Director Compensation (Board-level context)

DirectorAnnual Retainer + Meeting Fees (2024)
Gene S. Bertcher (employee director)$0 (employee directors receive no additional director compensation)
Robert C. Canham II$10,500
Dan Locklear$10,500
Cecelia Maynard$10,500
Richard W. Humphrey$10,500

Policy: Nonemployee directors receive $2,500 annual retainer plus $2,000 per Board meeting; travel expenses reimbursed.

Related Party Transactions and Governance Red Flags

  • Advisory Agreement with Pillar (effective Sep 1, 2024): Pillar provides day-to-day management and advisory services; compensation equals 0.0625% per month of average Gross Asset Value (0.75% per annum) plus an incentive fee equal to the greater of $25,000 or 7.5% per annum of Adjusted Net Income; renewed annually and terminable on notice.
  • Affiliations: Pillar is wholly owned by Realty Advisors, Inc. (RAI), which owned 7.79% of GBR common stock as of Oct 10, 2025; Bertcher is a director of Pillar, introducing potential conflicts requiring strong independent oversight.
  • Committee Independence and Interlocks: Compensation Committee is composed entirely of independent, nonemployee directors; no interlocks or insider participation.

Compensation Committee Analysis

  • Composition: Independent directors (Maynard, Canham, Humphrey); charter adopted Oct 2004; met two times in 2024.
  • Philosophy: Emphasizes competitive base salary, subjective performance considerations, and equity compensation in principle; however, no actual equity grants or performance metrics/payouts are disclosed for Bertcher in recent years.

Say-on-Pay & Shareholder Feedback

  • No say-on-pay results or shareholder proposal voting outcomes are disclosed in the proxy. (Skip—no data)

Performance & Track Record

  • Major achievements and initiatives: Not specifically enumerated; company performance is referenced qualitatively within compensation philosophy. (Skip—no data)
  • Stock performance during tenure: Not disclosed in proxy. (Skip—no data)
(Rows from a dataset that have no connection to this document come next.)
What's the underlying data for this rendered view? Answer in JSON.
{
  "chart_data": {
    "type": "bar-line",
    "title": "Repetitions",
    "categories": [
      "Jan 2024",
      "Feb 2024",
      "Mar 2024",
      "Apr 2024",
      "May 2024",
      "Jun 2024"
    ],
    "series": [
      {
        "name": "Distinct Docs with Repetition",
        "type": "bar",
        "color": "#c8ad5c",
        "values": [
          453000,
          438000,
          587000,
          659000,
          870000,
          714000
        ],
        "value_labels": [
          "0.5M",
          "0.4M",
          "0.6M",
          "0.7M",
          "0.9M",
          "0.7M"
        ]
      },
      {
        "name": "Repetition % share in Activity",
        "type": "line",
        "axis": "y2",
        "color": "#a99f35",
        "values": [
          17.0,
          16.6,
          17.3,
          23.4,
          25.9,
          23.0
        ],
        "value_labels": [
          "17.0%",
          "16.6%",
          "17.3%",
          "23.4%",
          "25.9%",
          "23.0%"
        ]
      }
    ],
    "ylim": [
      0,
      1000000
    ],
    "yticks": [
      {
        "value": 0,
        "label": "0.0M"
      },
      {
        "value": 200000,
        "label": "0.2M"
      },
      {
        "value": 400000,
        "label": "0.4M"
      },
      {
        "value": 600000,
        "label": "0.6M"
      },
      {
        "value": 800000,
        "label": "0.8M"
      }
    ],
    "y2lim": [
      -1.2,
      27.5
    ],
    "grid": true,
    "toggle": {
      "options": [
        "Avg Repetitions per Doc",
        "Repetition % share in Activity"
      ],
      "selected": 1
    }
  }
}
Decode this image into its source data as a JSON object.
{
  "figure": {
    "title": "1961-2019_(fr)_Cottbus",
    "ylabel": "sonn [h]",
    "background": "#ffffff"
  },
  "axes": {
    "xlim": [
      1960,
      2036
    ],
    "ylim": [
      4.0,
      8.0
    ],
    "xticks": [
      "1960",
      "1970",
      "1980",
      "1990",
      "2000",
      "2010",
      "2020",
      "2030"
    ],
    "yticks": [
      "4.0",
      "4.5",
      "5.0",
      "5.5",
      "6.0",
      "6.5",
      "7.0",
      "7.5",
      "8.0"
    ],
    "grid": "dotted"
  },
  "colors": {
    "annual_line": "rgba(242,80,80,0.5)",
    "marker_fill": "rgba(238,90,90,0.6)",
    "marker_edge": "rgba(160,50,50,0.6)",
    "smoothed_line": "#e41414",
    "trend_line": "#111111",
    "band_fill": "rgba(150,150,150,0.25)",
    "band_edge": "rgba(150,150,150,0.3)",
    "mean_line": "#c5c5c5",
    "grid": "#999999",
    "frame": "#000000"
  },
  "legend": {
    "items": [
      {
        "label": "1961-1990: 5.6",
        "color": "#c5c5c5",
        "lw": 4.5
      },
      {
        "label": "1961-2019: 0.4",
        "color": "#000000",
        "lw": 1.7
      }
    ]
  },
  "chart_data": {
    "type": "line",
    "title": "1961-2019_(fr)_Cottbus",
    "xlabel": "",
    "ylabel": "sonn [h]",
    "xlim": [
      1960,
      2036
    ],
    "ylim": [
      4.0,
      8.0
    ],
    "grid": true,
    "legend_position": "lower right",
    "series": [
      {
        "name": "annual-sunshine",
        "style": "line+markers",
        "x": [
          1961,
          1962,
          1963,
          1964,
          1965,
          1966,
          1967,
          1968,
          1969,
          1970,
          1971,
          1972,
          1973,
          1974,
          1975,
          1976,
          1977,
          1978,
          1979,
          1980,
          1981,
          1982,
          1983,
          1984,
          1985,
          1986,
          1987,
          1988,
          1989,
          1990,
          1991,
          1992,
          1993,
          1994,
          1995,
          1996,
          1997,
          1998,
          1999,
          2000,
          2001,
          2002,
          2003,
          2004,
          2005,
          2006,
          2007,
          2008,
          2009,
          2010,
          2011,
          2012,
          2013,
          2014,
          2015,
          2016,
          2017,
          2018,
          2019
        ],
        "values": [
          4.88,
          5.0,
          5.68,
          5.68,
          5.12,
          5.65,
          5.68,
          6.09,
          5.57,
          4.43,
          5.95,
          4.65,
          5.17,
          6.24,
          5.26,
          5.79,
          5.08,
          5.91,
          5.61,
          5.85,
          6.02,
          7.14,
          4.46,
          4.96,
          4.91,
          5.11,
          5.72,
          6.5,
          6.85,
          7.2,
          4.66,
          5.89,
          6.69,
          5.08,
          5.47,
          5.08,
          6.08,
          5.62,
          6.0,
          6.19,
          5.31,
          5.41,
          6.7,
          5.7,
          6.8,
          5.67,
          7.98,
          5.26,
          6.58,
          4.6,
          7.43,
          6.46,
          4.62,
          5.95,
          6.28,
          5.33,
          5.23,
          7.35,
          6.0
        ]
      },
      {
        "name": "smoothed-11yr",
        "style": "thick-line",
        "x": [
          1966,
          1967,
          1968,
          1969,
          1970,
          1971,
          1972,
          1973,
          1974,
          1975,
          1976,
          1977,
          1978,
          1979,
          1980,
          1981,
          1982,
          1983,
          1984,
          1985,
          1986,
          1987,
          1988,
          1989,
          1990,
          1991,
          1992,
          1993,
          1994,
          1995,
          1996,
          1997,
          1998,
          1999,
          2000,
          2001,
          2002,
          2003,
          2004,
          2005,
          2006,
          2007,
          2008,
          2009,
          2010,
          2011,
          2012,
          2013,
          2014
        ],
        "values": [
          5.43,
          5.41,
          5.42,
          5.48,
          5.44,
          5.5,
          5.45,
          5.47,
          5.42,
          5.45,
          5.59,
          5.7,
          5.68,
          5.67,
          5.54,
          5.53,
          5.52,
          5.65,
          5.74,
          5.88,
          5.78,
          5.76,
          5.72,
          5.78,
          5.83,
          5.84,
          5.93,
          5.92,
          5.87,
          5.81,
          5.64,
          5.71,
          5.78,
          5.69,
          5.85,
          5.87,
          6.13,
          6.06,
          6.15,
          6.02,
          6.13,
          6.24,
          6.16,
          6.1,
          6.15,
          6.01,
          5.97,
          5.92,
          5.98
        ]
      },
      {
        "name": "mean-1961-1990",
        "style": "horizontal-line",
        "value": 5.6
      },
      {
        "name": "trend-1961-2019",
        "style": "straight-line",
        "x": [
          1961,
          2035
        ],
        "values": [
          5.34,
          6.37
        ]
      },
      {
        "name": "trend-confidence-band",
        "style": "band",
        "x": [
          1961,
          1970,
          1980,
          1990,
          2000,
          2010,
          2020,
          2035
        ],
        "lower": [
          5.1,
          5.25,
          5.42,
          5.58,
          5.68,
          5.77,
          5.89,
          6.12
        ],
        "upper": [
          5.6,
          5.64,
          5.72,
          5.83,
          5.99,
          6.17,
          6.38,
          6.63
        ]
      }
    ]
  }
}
Equity Ownership & Alignment (Detail)

ComponentVestedUnvestedIn-the-Money Value
Common Shares0
Options
RSUs/PSUs

No pledging or hedging arrangements disclosed; no ownership guideline compliance info disclosed for Bertcher.

Investment Implications

  • Alignment: Zero beneficial ownership and absence of equity or variable compensation indicate weak pay-for-performance linkage; trading signals from insider selling/vesting are minimal due to no equity grants. Investors should not expect structured insider selling pressure but should note limited equity alignment.
  • Governance risk: CEO+Chairman concentration elevates governance risk; mitigants include a Presiding Director, fully independent Audit/Governance/Compensation Committees, executive sessions, and documented independence determinations.
  • Related-party exposure: Pillar advisory agreement and Bertcher’s Pillar directorship create potential conflicts; fee structure (0.75% of Gross Asset Value plus an incentive fee) warrants monitoring for cost-to-value alignment and independent oversight rigor.
  • Retention/transition: No severance, change-of-control, or contractual protections disclosed; while this reduces parachute risk, it offers limited retention economics if external opportunities arise—reliance is on long-tenured service and role concentration.
  • Board effectiveness: Meeting attendance thresholds and independent director executive sessions support oversight; however, the absence of disclosed performance metrics or incentive frameworks limits visibility into management confidence signals.